Dört bin yıllık özgeçmişimizi kucaklayan, bizi biz yapan bu değerleri birbirinden ayırmak mümkün olabilir mi? Tabii ki hayır.

. Ülkemizde bu süreçte en çok ihtiyaç olan şey sevgi, saygı ve umuttur. Unutulmasın ki, bu üç temel değerin çözemeyeceği hiçbir olumsuzluk yoktur.

Bu ülke, bu büyük millet tarihinin en sıkıntılı dönemlerinde dahi umudunu kaybetmemiş, tüm sıkıntılarını sevgi birlikteliği ile aşmıştır.

Bu üç önemli değerin olduğu yerde güvende vardır, gelişmede olacaktır. Önemli olan umudumuzu kaybetmeden sevgiyle, saygıyla birbirimizi kucaklamak, birlik ve beraberliğimizi bozacak hiçbir şer odağına geçit vermemektir.

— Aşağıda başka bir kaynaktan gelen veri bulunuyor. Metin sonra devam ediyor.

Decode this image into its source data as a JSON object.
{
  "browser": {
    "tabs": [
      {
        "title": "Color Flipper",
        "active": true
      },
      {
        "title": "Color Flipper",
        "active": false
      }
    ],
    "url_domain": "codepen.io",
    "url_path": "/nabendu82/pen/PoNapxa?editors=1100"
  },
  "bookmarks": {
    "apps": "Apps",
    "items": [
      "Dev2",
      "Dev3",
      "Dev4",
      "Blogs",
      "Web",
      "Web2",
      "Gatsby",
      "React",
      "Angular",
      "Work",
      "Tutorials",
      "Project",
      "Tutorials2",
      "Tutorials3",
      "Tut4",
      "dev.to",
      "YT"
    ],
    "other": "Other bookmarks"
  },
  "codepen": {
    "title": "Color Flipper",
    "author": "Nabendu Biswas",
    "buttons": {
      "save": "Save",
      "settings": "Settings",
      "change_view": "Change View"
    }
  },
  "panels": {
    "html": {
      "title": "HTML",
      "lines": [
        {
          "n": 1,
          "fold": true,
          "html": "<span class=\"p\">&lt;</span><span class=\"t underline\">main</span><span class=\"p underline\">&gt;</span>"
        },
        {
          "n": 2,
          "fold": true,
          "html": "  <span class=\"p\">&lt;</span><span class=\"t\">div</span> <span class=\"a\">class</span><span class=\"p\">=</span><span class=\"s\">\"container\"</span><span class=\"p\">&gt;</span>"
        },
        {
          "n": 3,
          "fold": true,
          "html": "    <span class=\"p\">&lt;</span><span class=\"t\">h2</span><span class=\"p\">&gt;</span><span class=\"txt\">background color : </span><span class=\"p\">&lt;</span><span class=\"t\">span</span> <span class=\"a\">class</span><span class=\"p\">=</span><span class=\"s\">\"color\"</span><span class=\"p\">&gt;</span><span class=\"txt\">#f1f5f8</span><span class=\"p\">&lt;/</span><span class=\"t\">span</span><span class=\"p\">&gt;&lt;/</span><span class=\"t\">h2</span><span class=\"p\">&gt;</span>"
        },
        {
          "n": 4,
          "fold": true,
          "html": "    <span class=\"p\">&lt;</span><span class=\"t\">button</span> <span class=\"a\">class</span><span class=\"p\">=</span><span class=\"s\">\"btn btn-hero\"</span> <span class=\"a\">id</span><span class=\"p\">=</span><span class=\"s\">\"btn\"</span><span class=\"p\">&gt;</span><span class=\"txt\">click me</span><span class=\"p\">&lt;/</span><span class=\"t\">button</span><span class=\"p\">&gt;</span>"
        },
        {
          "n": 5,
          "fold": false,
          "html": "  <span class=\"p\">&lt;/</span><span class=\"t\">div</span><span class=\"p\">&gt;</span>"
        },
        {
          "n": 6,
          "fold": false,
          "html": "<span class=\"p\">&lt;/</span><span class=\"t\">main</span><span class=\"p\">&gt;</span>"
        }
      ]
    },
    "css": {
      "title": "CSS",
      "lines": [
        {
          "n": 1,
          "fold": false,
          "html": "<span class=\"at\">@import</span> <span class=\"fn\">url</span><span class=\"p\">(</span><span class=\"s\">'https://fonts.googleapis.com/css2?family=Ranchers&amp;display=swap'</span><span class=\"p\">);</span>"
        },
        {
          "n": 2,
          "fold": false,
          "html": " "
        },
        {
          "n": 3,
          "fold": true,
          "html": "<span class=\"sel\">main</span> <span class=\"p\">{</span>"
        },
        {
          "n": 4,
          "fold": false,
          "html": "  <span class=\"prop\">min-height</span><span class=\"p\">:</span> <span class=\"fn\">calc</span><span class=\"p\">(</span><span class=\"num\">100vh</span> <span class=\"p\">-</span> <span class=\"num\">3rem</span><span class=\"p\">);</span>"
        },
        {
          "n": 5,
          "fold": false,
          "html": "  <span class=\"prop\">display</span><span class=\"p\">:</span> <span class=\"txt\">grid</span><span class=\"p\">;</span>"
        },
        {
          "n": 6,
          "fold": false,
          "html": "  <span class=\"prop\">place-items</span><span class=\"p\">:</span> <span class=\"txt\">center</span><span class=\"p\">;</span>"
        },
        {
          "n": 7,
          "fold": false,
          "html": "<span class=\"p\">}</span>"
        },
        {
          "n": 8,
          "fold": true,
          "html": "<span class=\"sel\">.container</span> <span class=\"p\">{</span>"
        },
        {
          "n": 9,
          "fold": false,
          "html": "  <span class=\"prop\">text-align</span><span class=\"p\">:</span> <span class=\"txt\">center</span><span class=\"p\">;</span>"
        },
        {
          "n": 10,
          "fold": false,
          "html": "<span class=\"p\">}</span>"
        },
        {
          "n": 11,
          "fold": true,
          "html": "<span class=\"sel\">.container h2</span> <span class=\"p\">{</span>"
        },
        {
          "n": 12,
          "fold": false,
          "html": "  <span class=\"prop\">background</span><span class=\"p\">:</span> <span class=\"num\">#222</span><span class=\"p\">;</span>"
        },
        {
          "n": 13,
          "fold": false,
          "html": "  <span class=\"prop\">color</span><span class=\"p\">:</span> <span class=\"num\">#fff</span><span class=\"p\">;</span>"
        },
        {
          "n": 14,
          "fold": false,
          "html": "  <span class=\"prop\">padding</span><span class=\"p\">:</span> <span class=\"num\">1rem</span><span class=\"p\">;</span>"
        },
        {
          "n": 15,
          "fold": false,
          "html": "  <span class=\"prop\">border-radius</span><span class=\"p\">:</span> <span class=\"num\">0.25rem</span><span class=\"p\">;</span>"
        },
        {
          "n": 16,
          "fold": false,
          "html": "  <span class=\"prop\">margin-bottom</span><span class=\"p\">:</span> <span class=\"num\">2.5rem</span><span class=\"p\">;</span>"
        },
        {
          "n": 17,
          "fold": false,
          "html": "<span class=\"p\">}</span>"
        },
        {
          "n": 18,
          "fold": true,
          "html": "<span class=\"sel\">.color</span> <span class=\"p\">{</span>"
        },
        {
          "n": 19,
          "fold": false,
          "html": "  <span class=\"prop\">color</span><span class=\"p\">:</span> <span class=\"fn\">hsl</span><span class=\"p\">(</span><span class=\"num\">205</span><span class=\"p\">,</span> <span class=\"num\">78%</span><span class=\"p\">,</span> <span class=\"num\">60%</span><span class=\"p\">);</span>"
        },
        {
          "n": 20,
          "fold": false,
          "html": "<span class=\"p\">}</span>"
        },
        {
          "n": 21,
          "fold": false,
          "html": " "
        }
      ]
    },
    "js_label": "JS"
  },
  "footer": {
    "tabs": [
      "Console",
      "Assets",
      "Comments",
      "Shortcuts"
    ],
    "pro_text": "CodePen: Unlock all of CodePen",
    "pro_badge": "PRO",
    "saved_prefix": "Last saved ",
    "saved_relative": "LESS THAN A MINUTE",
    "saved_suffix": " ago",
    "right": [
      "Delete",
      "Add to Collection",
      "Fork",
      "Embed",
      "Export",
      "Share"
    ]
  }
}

Bu ülkede her zaman umut olmuştur, umudun gücünü de birlik ve beraberliğimiz oluşturmuştur. Tarih sayfaları;

Büyük Türk Milletini ne zaman dara düşsek; ”ÖNCE VATAN” dememizle tanımıştır. Bundan sonrada böyle tanıyacaktır.

SEKİZİNCİ VE SON BÖLÜM;

YAŞADIĞIMIZ TOPRAKLARIN ÖNEMİ VE YAZI DİZİSİNDE VERMEK İSTEDİĞİM MESAJ:

Atatürk’ün ”Yurtta sulh, cihanda sulh” söylemi; devletimizin kuruluşunda, dış ilişkilerimizde daima bize yol gösteren en önemli tespiti olmuştur.

Türkiye Cumhuriyeti Devleti;

Üç kıtayı birbirine bağlayan, tarihsel ve yaşamsal geçmişi, bölgesel zenginliği, çevresinde mevcut pek çok sorunlu komşu ülkeler olmasına rağmen bölgesinin en güçlü ülkesi, dünyanın gözünün kulağının olduğu bir bölgededir.

Pek çok medeniyetlere, dinlere otağ olmuş bu vatan topraklarımıza, 1071’de adımımızı attığımız ilk günden buyana Haçlı zihniyetinin temsilcileri; Türklerin, Büyük Türk Milletinin bu coğrafyada olmasını hiçbir zaman istememiş, burada olmamızı içine sindirememiştir.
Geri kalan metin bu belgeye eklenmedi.